Q: My HMO or Health Plan denied my claim? What can I do?
A: Review your policy or contact the company to determine if you can appeal the claim denial.
Q: I am having a problem with my employer’s self-funded health care plan (self-insured). Can you help?
A: The Department of Insurance has limited regulatory powers regarding self-funded plans. We recommend you contact the U.S. Department of Labor, Employee Benefits Security Administration.
Q: Can the company raise my health insurance premium even if I didn’t have a claim?
A: Yes, as long as the increase is across the board – that is, as long as the company raises the rates for everyone in the same health insurance pool that you are in.
Q: When I bought my life insurance policy, the agent said it would be "paid up" after ten years, but it’s been that long and I’m still getting bills. Why?
A: Your contract (insurance policy) may provide for guaranteed interest rates and/or dividends the insurance company will pay on your premiums.
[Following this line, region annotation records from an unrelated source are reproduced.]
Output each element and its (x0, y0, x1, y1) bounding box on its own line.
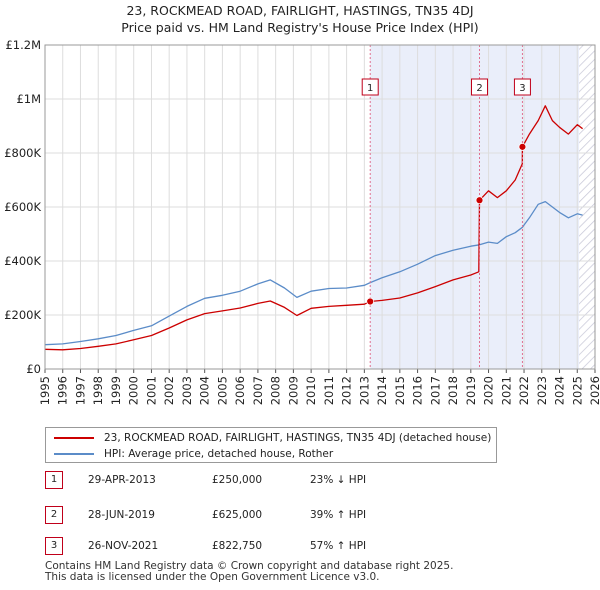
x-tick-label: 1999 (109, 376, 123, 405)
transaction-date: 28-JUN-2019 (88, 509, 155, 521)
x-tick-label: 1997 (73, 376, 87, 405)
legend-label-price-paid: 23, ROCKMEAD ROAD, FAIRLIGHT, HASTINGS, … (104, 432, 492, 444)
y-tick-label: £200K (4, 308, 41, 322)
price-chart: 1 2 3 £0 £200K £400K £600K £800K £1M £1.2M 1995 19… (4, 38, 600, 405)
x-tick-label: 2000 (127, 376, 141, 405)
transaction-date: 26-NOV-2021 (88, 540, 159, 552)
footer-copyright: Contains HM Land Registry data © Crown c… (45, 560, 454, 572)
y-tick-label: £800K (4, 146, 41, 160)
x-tick-label: 2003 (180, 376, 194, 405)
x-tick-label: 2025 (570, 376, 584, 405)
price-paid-line (45, 105, 583, 351)
legend-item-price-paid: 23, ROCKMEAD ROAD, FAIRLIGHT, HASTINGS, … (54, 431, 491, 445)
x-tick-label: 2026 (588, 376, 600, 405)
x-tick-label: 2012 (340, 376, 354, 405)
x-tick-label: 2009 (286, 376, 300, 405)
x-tick-label: 2007 (251, 376, 265, 405)
x-tick-label: 2020 (482, 376, 496, 405)
x-tick-label: 2024 (553, 376, 567, 405)
footer: Contains HM Land Registry data © Crown c… (45, 561, 453, 583)
table-row: 1 29-APR-2013 £250,000 23% ↓ HPI (45, 471, 545, 491)
transaction-hpi-diff: 57% ↑ HPI (310, 540, 367, 552)
transaction-badge: 2 (45, 506, 63, 524)
plot-frame (44, 44, 596, 370)
x-tick-label: 2002 (162, 376, 176, 405)
y-tick-label: £0 (26, 362, 41, 376)
table-row: 2 28-JUN-2019 £625,000 39% ↑ HPI (45, 506, 545, 526)
transaction-date: 29-APR-2013 (88, 474, 156, 486)
table-row: 3 26-NOV-2021 £822,750 57% ↑ HPI (45, 537, 545, 557)
transaction-hpi-diff: 23% ↓ HPI (310, 474, 367, 486)
x-tick-label: 2014 (375, 376, 389, 405)
chart-subtitle: Price paid vs. HM Land Registry's House … (121, 20, 479, 35)
legend-swatch-hpi (54, 453, 94, 455)
legend: 23, ROCKMEAD ROAD, FAIRLIGHT, HASTINGS, … (45, 427, 497, 463)
chart-title: 23, ROCKMEAD ROAD, FAIRLIGHT, HASTINGS, … (126, 3, 474, 18)
x-tick-label: 2005 (215, 376, 229, 405)
transaction-price: £250,000 (212, 474, 263, 486)
x-tick-label: 2013 (357, 376, 371, 405)
x-tick-label: 2010 (304, 376, 318, 405)
legend-item-hpi: HPI: Average price, detached house, Roth… (54, 447, 333, 461)
x-tick-label: 2017 (428, 376, 442, 405)
x-tick-label: 2006 (233, 376, 247, 405)
y-tick-label: £1M (16, 92, 41, 106)
y-tick-label: £600K (4, 200, 41, 214)
legend-swatch-price-paid (54, 437, 94, 439)
transaction-label: 2 (476, 83, 482, 94)
transaction-label-box (471, 78, 488, 96)
x-tick-label: 1995 (38, 376, 52, 405)
x-tick-label: 2023 (535, 376, 549, 405)
x-tick-label: 2019 (464, 376, 478, 405)
x-tick-label: 2016 (411, 376, 425, 405)
x-tick-label: 2015 (393, 376, 407, 405)
sale-point (475, 196, 484, 205)
sale-point (518, 142, 527, 151)
transaction-price: £822,750 (212, 540, 263, 552)
x-tick-label: 1998 (91, 376, 105, 405)
legend-label-hpi: HPI: Average price, detached house, Roth… (104, 448, 334, 460)
x-tick-label: 1996 (56, 376, 70, 405)
y-tick-label: £400K (4, 254, 41, 268)
transaction-badge: 3 (45, 537, 63, 555)
transaction-label: 1 (367, 83, 373, 94)
transaction-label-box (513, 78, 531, 96)
y-tick-label: £1.2M (5, 38, 41, 52)
x-tick-label: 2021 (499, 376, 513, 405)
transaction-price: £625,000 (212, 509, 263, 521)
transaction-badge: 1 (45, 471, 63, 489)
sale-point (366, 297, 375, 306)
x-tick-label: 2004 (198, 376, 212, 405)
transaction-label-box (361, 78, 379, 96)
x-tick-label: 2018 (446, 376, 460, 405)
x-tick-label: 2022 (517, 376, 531, 405)
transaction-hpi-diff: 39% ↑ HPI (310, 509, 367, 521)
x-tick-label: 2008 (269, 376, 283, 405)
x-tick-label: 2001 (144, 376, 158, 405)
transaction-label: 3 (519, 83, 525, 94)
x-tick-label: 2011 (322, 376, 336, 405)
footer-licence: This data is licensed under the Open Gov… (45, 571, 380, 583)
But your premiums must make very high earnings before they will "pay up" your policy. The company must stand behind items that are guaranteed in the contract. Promises of "paid up" life insurance are illegal when based on non-guaranteed values. If you have documentation of the agent promising this, we may be able to help. Documentation would include any writing containing the promise -- even an informal, handwritten note or a similar notation by agent.
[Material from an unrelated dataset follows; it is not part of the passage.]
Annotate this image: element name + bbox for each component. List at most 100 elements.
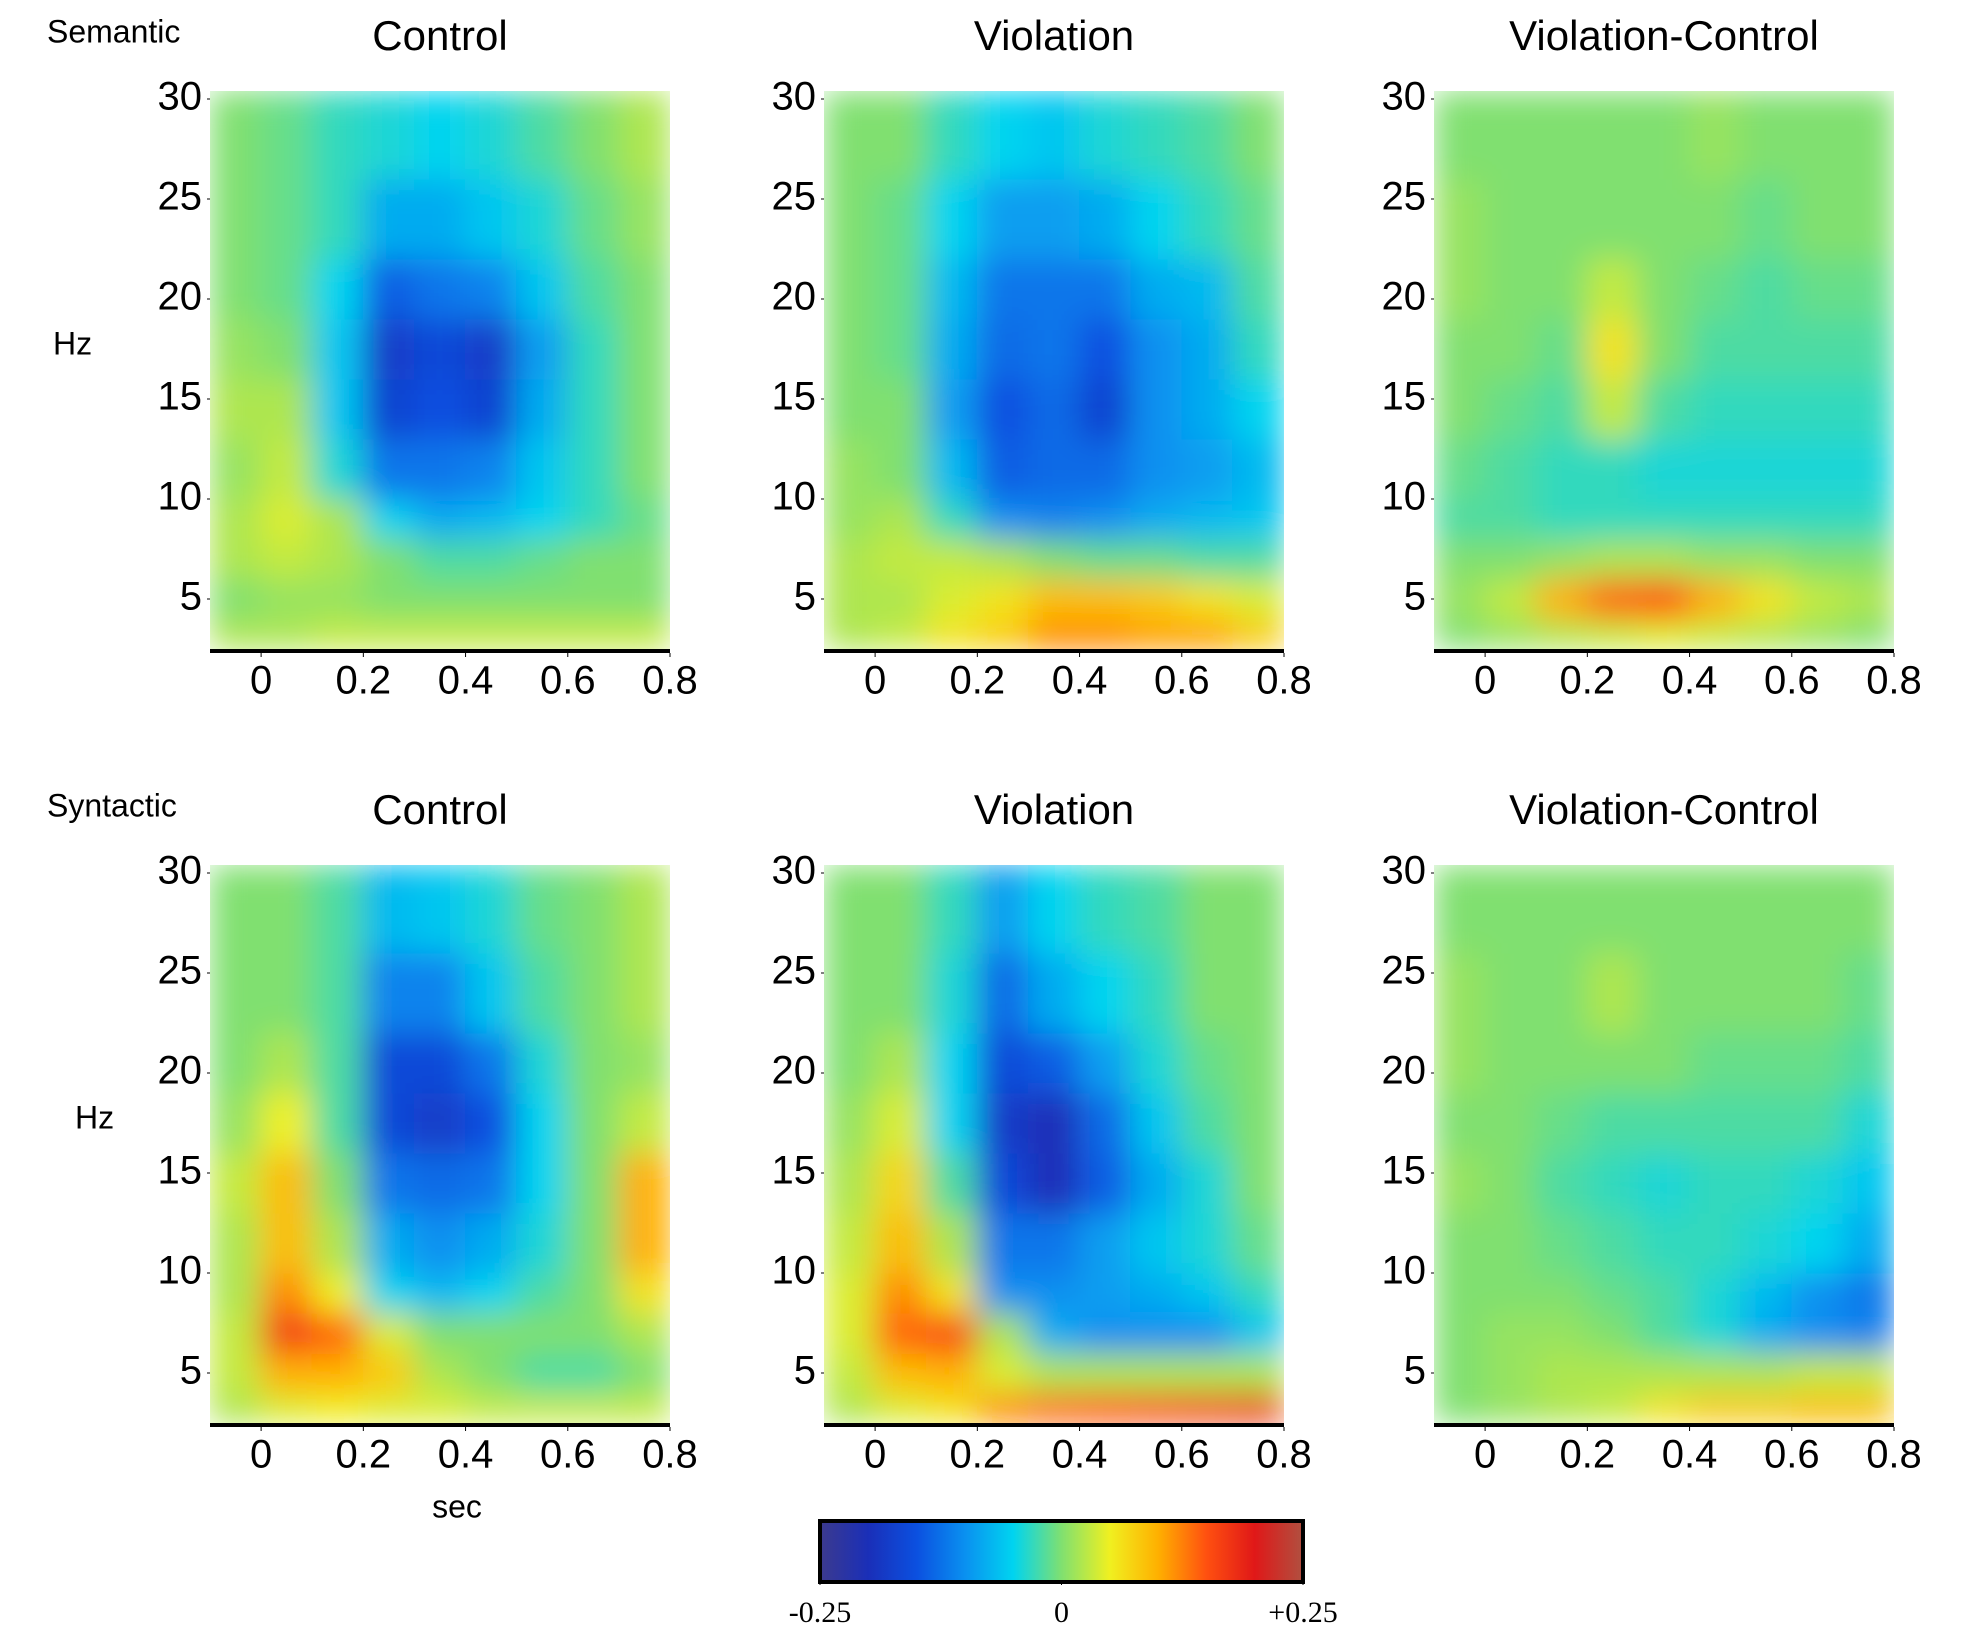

Q: The police did not give me a ticket after a car accident, but the insurance company still raised my rates. Can they do that?
A: If the company paid any part of a claim for your accident, your premium probably will go up. The company can also raise your premium whenever it raises the rates for other drivers in the same automobile insurance "pool" as you.
Q: Is there a grace period on my auto premium?
A: Not usually. Auto premiums normally have no grace period so if your payment is late, your policy can be cancelled. But, read the policy, it could stipulate a grace period.
Q: I paid extra for a replacement cost rider in my homeowner’s policy. My television was stolen and even though I decided not to get a new one, shouldn’t I have received what it would have cost to replace it?
A: First read the rider. It may be that if you don’t replace the item, the company will give you only the actual cash value – in other words, what the item was worth at the time it was lost.